Nvidia Says Smuggled AI Data Centers Are A Dead End
Jensen Huang told Nvidia shareholders that national security comes first and said export-restricted AI data centers built from smuggled parts would lack the support needed to operate.

Huang Links Chip Controls To Data Center Support
Nvidia chief executive Jensen Huang told shareholders that national security would come before commercial opportunity, sharpening the company’s public position as U.S. officials scrutinize AI hardware and software exports to China and other restricted markets.
Huang said companies that try to move Nvidia chips or systems into restricted countries would face a practical operating problem.
Advanced AI data centers need trusted hardware, software, networking and continuing support, he said, and Nvidia would not provide support or repairs for smuggled systems.
The statement turns export control from a chip-shipment issue into a data center operations issue.
Huang’s argument is that a restricted AI cluster is not only a collection of accelerators; it is an integrated system that depends on vendor software, networking and maintenance after installation.
That support boundary gives Nvidia a practical enforcement point even when hardware moves outside approved channels.
China Revenue Still Depends On Licences
The comments came after Washington regulators and the Trump administration increased scrutiny of AI exports as a national security issue.
The same source notes that Anthropic shut down Fable 5 and Mythos 5 earlier this month after a U.S. government order disabled access to its most advanced models.
Nvidia chips have been under export controls since 2022, which pushed the company to create China-specific products designed to meet U.S. government benchmarks.
Last year, the U.S. cleared Nvidia’s H200 chip for export to the region, but Huang said Nvidia has not generated revenue from those chips and does not know whether China will allow imports.
China, including Hong Kong, accounted for about 9% of Nvidia’s fiscal 2026 revenue.
CNBC described that share as smaller than in 2025 and 2024, showing how policy restrictions are already changing the company’s geographic revenue mix.
Shareholders Approve The Board
Huang also used the annual meeting to defend the economics of AI infrastructure.
He told stockholders that the question of AI return on investment had been answered, arguing that useful AI output such as code generation makes token production profitable and increases demand for computing power.
He pointed to GitHub pull requests nearly tripling this year because of AI.

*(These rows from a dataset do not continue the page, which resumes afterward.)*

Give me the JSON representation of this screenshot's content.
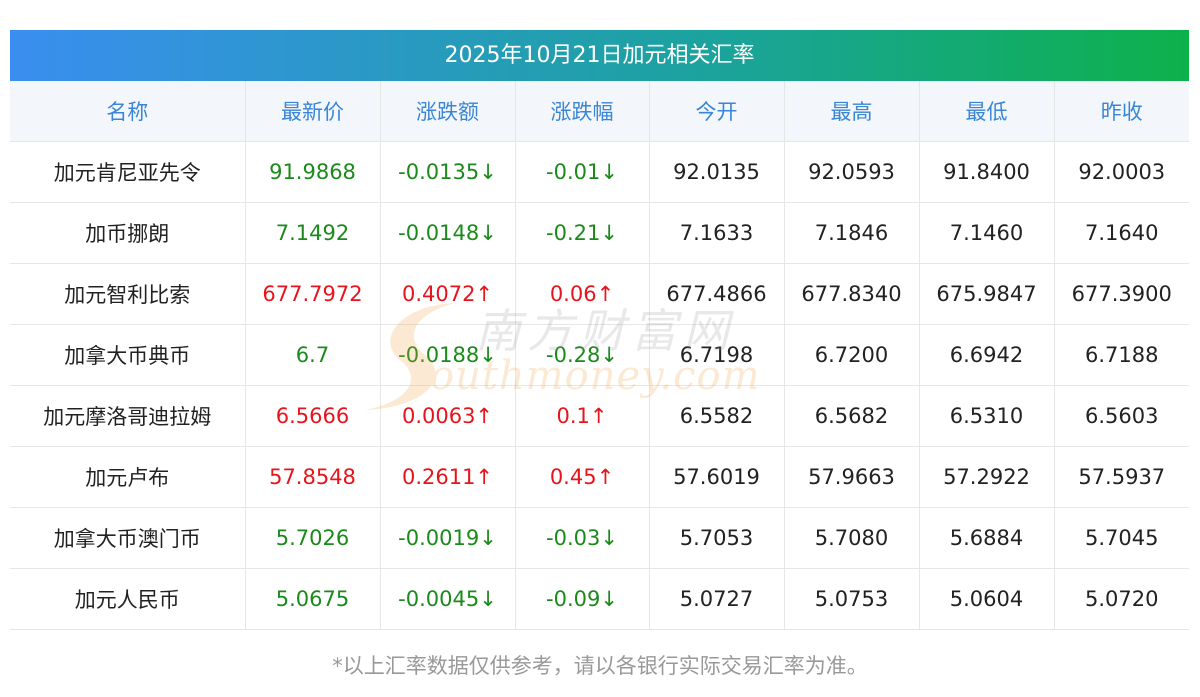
{
  "title": "2025年10月21日加元相关汇率",
  "columns": [
    "名称",
    "最新价",
    "涨跌额",
    "涨跌幅",
    "今开",
    "最高",
    "最低",
    "昨收"
  ],
  "rows": [
    {
      "name": "加元肯尼亚先令",
      "latest": "91.9868",
      "change": "-0.0135↓",
      "pct": "-0.01↓",
      "open": "92.0135",
      "high": "92.0593",
      "low": "91.8400",
      "prev": "92.0003",
      "dir": "down"
    },
    {
      "name": "加币挪朗",
      "latest": "7.1492",
      "change": "-0.0148↓",
      "pct": "-0.21↓",
      "open": "7.1633",
      "high": "7.1846",
      "low": "7.1460",
      "prev": "7.1640",
      "dir": "down"
    },
    {
      "name": "加元智利比索",
      "latest": "677.7972",
      "change": "0.4072↑",
      "pct": "0.06↑",
      "open": "677.4866",
      "high": "677.8340",
      "low": "675.9847",
      "prev": "677.3900",
      "dir": "up"
    },
    {
      "name": "加拿大币典币",
      "latest": "6.7",
      "change": "-0.0188↓",
      "pct": "-0.28↓",
      "open": "6.7198",
      "high": "6.7200",
      "low": "6.6942",
      "prev": "6.7188",
      "dir": "down"
    },
    {
      "name": "加元摩洛哥迪拉姆",
      "latest": "6.5666",
      "change": "0.0063↑",
      "pct": "0.1↑",
      "open": "6.5582",
      "high": "6.5682",
      "low": "6.5310",
      "prev": "6.5603",
      "dir": "up"
    },
    {
      "name": "加元卢布",
      "latest": "57.8548",
      "change": "0.2611↑",
      "pct": "0.45↑",
      "open": "57.6019",
      "high": "57.9663",
      "low": "57.2922",
      "prev": "57.5937",
      "dir": "up"
    },
    {
      "name": "加拿大币澳门币",
      "latest": "5.7026",
      "change": "-0.0019↓",
      "pct": "-0.03↓",
      "open": "5.7053",
      "high": "5.7080",
      "low": "5.6884",
      "prev": "5.7045",
      "dir": "down"
    },
    {
      "name": "加元人民币",
      "latest": "5.0675",
      "change": "-0.0045↓",
      "pct": "-0.09↓",
      "open": "5.0727",
      "high": "5.0753",
      "low": "5.0604",
      "prev": "5.0720",
      "dir": "down"
    }
  ],
  "footnote": "*以上汇率数据仅供参考，请以各银行实际交易汇率为准。",
  "watermark": {
    "cn": "南方财富网",
    "en": "outhmoney.com"
  },
  "colors": {
    "up": "#e8141c",
    "down": "#1b8a1b",
    "header_text": "#3a86d4",
    "header_bg": "#f3f7fc",
    "gradient_start": "#3a8ef0",
    "gradient_end": "#0db14b"
  }
}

The company also told investors that Nvidia systems generate the lowest-cost tokens, the highest token throughput and the most revenue, while acknowledging that its systems may not be the cheapest to purchase.
Nvidia said its capital plan will send 50% of free cash flow back to investors through buybacks and dividends over the next few years, after the company generated more than $96 billion in free cash flow in fiscal 2026.
That investor-return plan sits beside the export-control problem: Nvidia can defend AI infrastructure demand while still depending on government licences and import approval for some China-linked sales.
Shareholders approved the executive compensation plan, re-elected all 10 board members and passed one outside proposal to change company bylaws so shareholder votes could win with a simple majority.
Nvidia still has no revenue from the newly cleared H200 exports to China, leaving the near-term evidence at licence approval rather than confirmed shipments.